The capture of custom parameters against error details can now be disabled using the agent configuration setting 'error_collector.capture_attributes'.
- The agent API function add_user_attribute() is now deprecated and functionality merged with the add_custom_parameter() function. The latter function should now be used instead. The display of such parameters in browser traces is now optionally enabled with the agent configuration setting 'browser_monitoring.capture_attributes'.
If the 'newrelic' package was installed into a Python virtual environment, but the 'newrelic-admin' script was executed via a path that traversed a symlink to the virtual environment, the protections within the agent bootstrapping procedure was detecting that the agent was trying to be used with an application running against a different virtual environment when it was actually the same. This would result in the application not being monitored. This issue was introduced in version 2.8.0 of the agent when additional protections were added against mixing application/modules from different Python virtual environments.
Explain plans were not being performed on SQL queries made via the executemany() method of a database cursor object. When explain plans are now done, the data inputs from the first row of input data for the executemany() call will be used.
When using Python 2, if strings were supplied for the web transaction name, custom parameters, in error details etc, and that string contained a series of characters which could not be decoded as valid UTF-8, then an exception would occur. In the case of a web transaction name, this could result in the exception affecting the current web transaction and result in an error response being sent back to a user. For the case of a transaction trace or error details, the exception would prevent the sending of the captured data up to our data collector and it would be discarded. This was a regression within the agent behaviour introduced when Python 3 support was added to the agent.
Fixed instrumentation for sqlite database modules which could result in instrumentation not being applied correctly, and so no database metrics collected, if the sqlite module had been imported prior to the agent being initialized.
Limits being applied to the length of the SQL for a slow SQL query when being sent up to our data collector were being applied at the wrong time, resulting in the truncated SQL being used when performing an explain plan. This didn't affect the operation of the web application, but database logs could contain an error about the malformed SQL query.

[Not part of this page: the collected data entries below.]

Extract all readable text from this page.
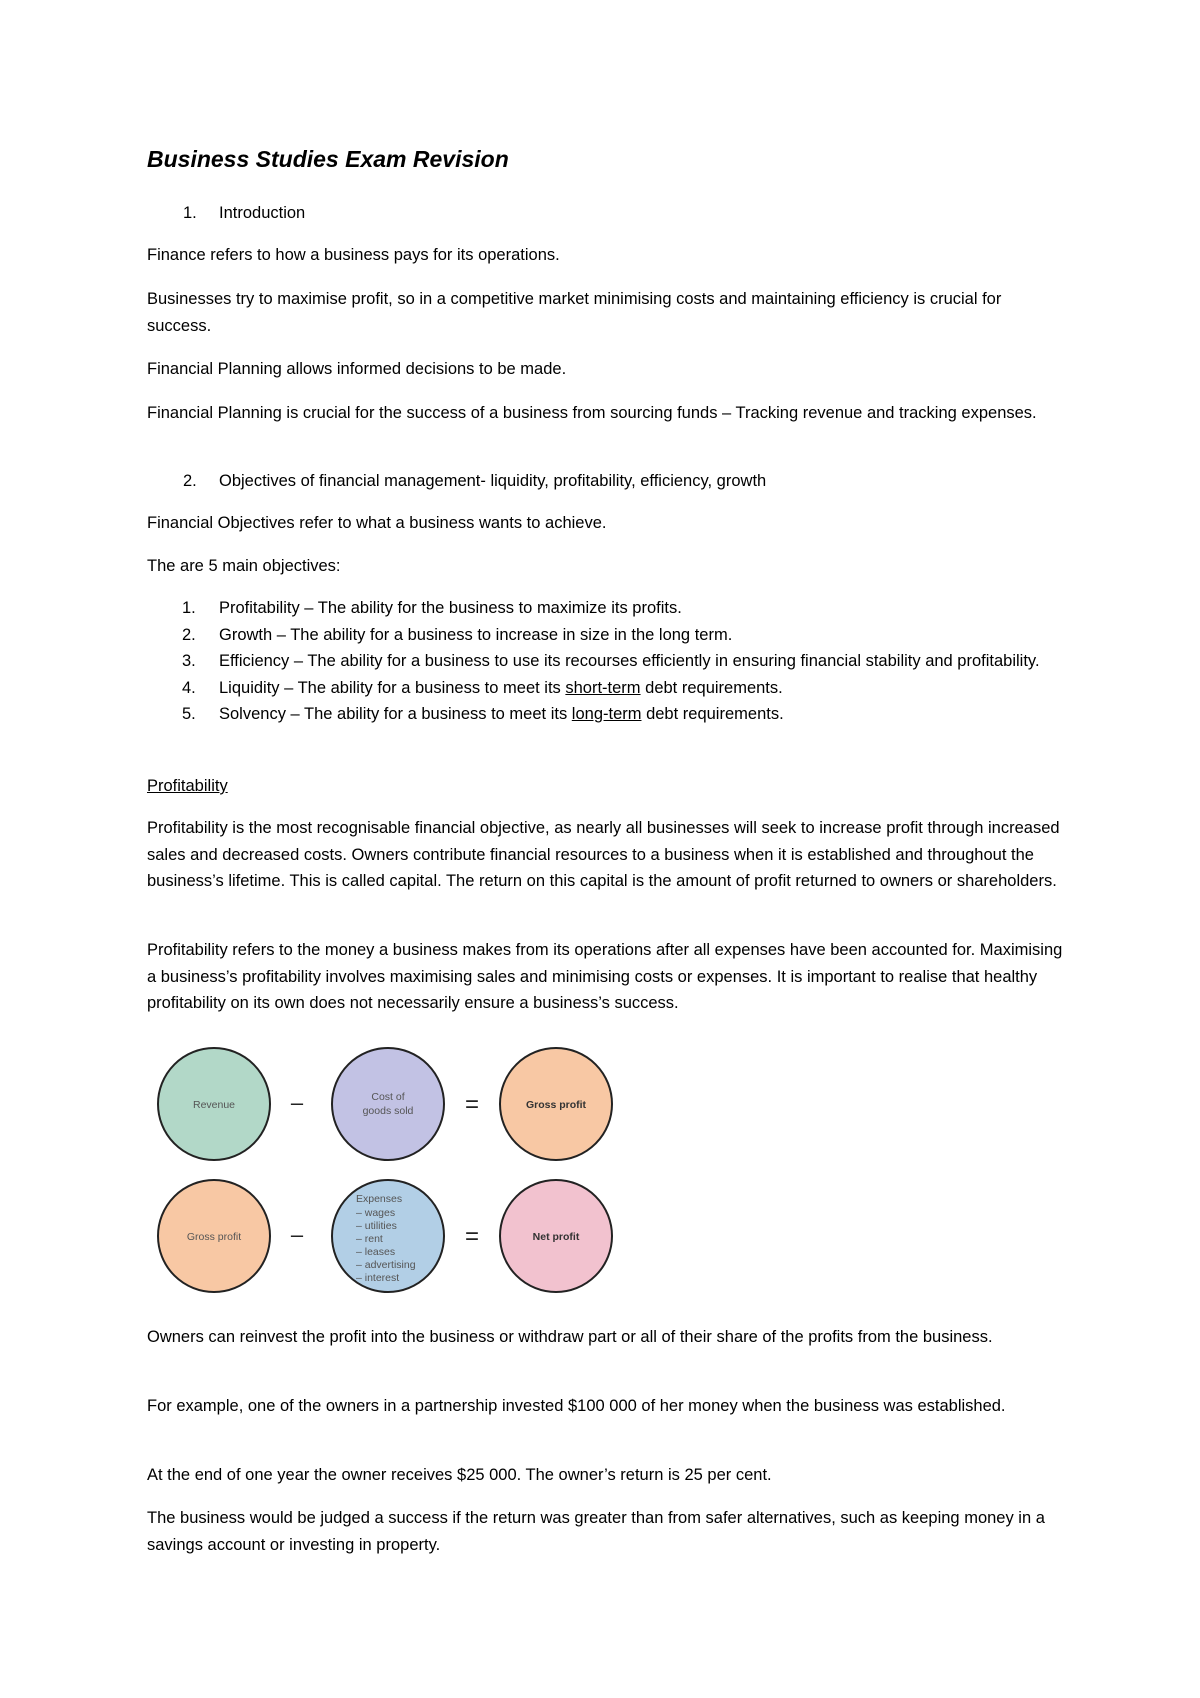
Business Studies Exam Revision
1. Introduction
Finance refers to how a business pays for its operations.
Businesses try to maximise profit, so in a competitive market minimising costs and maintaining efficiency is crucial for success.
Financial Planning allows informed decisions to be made.
Financial Planning is crucial for the success of a business from sourcing funds – Tracking revenue and tracking expenses.
2. Objectives of financial management- liquidity, profitability, efficiency, growth
Financial Objectives refer to what a business wants to achieve.
The are 5 main objectives:
1. Profitability – The ability for the business to maximize its profits.
2. Growth – The ability for a business to increase in size in the long term.
3. Efficiency – The ability for a business to use its recourses efficiently in ensuring financial stability and profitability.
4. Liquidity – The ability for a business to meet its short-term debt requirements.
5. Solvency – The ability for a business to meet its long-term debt requirements.
Profitability
Profitability is the most recognisable financial objective, as nearly all businesses will seek to increase profit through increased sales and decreased costs. Owners contribute financial resources to a business when it is established and throughout the business’s lifetime. This is called capital. The return on this capital is the amount of profit returned to owners or shareholders.
Profitability refers to the money a business makes from its operations after all expenses have been accounted for. Maximising a business’s profitability involves maximising sales and minimising costs or expenses. It is important to realise that healthy profitability on its own does not necessarily ensure a business’s success.
Owners can reinvest the profit into the business or withdraw part or all of their share of the profits from the business.
For example, one of the owners in a partnership invested $100 000 of her money when the business was established.
At the end of one year the owner receives $25 000. The owner’s return is 25 per cent.
The business would be judged a success if the return was greater than from safer alternatives, such as keeping money in a savings account or investing in property.
Revenue	–	Cost of
goods sold =	Gross profit
Gross profit –
Expenses
– wages
– utilities
– rent
– leases
– advertising
– interest
=	Net profit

Explain plans could be attempted for an SQL query even where the SQL query failed. Under most circumstances a SQL query would fail immediately and so the duration would fall below the threshold for collecting an explain plan, but the changes now made will protect against a long running SQL query which failed in the database and ensure that no additional problem is caused by issuing an explain plan for it.
If a monitored web application is started up using our newrelic-admin wrapper script, and it executes a separate Python script and that Python script used a Python version older than Python 2.6, the script could output the error message "'import site' failed; use -v for traceback". The execution of the script was not affected, but the message obviously could cause concern.
The equivalent functions from the 'urllib2' module from Python 2 were not being instrumented when Python 3 was being used. This was missed when Python 3 support was added to the agent.